Together Newman and Holzman have given expression to Newman’s discovery of social therapy, an approach to continuous emotional growth. Both are founders of the East Side Institute for Group and Short Term Psychotherapy, the international research and training center at which social therapy is taught and advanced; they work with social therapy centers around the country, and have been instrumental in creating many projects that utilize the social therapeutic approach in all kinds of educational, organizational, health and mental health settings.
From their first collaborative writing, The Practice of Method (1978), Newman and Holzman have spent the last three decades organizing, studying and learning from community-based projects — in the U.S. and around the world — that utilize the social therapeutic and other cultural approaches in educational, healthcare, organizational, and mental health settings.Together and separately they have written dozens of books and articles over the last twenty years. These writings articulate for academics and practitioners the methodological, philosophical and political implications of their new approach to understanding human life, to fostering human development, and to building community.

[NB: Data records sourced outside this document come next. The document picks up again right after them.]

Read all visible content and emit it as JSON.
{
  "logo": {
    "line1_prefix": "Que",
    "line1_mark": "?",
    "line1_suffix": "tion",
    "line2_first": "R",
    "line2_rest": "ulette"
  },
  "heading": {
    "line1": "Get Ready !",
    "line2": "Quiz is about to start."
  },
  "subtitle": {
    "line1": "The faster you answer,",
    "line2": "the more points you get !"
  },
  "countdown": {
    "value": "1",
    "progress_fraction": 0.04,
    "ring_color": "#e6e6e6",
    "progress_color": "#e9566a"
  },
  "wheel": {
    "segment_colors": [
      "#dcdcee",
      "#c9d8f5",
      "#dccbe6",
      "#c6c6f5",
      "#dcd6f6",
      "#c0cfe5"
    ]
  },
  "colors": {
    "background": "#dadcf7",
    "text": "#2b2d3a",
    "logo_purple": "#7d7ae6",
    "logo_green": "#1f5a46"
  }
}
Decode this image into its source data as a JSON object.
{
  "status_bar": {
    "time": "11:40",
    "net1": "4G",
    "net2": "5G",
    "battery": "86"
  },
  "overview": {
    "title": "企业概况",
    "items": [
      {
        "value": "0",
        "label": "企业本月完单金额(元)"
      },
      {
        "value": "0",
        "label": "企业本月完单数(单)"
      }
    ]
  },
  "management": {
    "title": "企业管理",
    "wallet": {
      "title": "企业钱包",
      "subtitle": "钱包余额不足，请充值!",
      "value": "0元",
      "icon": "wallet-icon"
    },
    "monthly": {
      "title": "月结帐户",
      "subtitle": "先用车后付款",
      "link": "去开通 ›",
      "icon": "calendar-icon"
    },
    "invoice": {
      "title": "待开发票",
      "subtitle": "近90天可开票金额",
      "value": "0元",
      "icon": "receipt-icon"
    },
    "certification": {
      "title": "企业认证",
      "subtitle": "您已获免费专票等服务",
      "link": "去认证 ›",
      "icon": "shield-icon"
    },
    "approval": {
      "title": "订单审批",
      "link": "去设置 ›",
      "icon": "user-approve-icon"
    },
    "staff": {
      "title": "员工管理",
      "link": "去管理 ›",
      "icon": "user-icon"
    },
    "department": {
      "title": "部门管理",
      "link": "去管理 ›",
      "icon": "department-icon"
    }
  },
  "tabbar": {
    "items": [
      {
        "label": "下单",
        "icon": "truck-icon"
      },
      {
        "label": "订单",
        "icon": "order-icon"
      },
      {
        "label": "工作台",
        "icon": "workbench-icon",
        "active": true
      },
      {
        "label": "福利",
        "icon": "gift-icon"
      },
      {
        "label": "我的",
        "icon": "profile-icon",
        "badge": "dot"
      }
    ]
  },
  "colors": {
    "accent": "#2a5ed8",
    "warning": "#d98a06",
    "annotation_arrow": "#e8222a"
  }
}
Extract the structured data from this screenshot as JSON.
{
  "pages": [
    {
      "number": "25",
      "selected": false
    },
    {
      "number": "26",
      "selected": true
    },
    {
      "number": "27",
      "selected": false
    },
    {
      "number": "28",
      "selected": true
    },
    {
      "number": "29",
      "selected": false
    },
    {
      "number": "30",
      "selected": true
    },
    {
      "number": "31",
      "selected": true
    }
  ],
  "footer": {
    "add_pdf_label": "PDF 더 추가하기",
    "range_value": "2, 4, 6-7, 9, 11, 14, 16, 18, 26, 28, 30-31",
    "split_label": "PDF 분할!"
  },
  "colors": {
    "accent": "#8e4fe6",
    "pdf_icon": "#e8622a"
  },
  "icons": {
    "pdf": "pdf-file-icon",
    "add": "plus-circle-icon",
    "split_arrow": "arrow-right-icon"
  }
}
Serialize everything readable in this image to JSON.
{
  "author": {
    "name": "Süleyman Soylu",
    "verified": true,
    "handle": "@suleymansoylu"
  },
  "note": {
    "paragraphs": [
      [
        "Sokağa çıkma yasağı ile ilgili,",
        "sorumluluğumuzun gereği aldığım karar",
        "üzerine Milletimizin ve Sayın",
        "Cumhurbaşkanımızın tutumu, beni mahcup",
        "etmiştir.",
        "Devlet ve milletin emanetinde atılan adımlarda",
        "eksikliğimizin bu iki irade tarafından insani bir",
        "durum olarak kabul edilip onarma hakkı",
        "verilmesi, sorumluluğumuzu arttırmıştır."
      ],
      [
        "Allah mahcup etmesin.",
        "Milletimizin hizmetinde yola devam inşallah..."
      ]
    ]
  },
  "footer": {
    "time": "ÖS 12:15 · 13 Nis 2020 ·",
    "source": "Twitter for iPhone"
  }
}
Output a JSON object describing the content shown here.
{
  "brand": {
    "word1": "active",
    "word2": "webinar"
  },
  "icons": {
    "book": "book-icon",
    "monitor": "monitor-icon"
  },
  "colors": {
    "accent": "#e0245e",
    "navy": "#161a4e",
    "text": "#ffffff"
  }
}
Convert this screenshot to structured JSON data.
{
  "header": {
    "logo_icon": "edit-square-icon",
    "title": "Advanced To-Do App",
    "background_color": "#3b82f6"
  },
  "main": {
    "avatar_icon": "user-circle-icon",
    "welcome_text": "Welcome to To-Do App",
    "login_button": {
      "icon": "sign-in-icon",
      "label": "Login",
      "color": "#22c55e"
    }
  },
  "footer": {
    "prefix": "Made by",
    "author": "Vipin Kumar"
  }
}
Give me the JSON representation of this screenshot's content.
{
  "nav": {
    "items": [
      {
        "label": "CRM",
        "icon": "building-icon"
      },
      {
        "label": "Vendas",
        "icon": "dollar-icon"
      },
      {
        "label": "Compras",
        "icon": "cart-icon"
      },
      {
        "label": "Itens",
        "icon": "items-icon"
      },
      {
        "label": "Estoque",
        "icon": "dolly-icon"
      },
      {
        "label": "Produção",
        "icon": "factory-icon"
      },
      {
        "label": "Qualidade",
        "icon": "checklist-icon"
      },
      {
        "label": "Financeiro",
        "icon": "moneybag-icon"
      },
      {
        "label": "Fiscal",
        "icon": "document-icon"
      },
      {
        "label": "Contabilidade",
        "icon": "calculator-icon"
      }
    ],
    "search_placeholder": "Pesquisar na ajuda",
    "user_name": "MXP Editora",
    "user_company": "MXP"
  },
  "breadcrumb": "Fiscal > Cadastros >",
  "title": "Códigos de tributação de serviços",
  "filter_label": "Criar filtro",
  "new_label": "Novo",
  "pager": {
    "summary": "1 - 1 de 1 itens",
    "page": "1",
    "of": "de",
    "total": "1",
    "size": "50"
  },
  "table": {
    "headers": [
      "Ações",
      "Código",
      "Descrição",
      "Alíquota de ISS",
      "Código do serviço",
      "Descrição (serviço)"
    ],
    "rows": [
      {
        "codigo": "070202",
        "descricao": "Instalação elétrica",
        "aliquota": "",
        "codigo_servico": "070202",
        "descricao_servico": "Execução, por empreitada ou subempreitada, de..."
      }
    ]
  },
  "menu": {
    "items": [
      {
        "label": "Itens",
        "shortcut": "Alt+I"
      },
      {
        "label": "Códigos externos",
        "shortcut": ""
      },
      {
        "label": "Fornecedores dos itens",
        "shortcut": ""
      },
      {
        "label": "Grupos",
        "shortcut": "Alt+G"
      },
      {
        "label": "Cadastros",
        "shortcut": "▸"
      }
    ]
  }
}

They are known for their practical and revolutionary reading of Russian psychologist Lev Vygotsky, for their activity theoretic and therapeutic utilization of Ludwig Wittgenstein’s philosophical method, for thier postmodernization of Marxism, and for their recognition — in practice — that the human capacity to perform is critical to learning and growing at any age of the developmental potential of the human capacity to perform at any age.
For their radical challenge to scientific psychology — the day-to-day community practice that is the “end of knowing” — they are regarded as among the most rigorous, inventive and controversial postmodern developmentalists.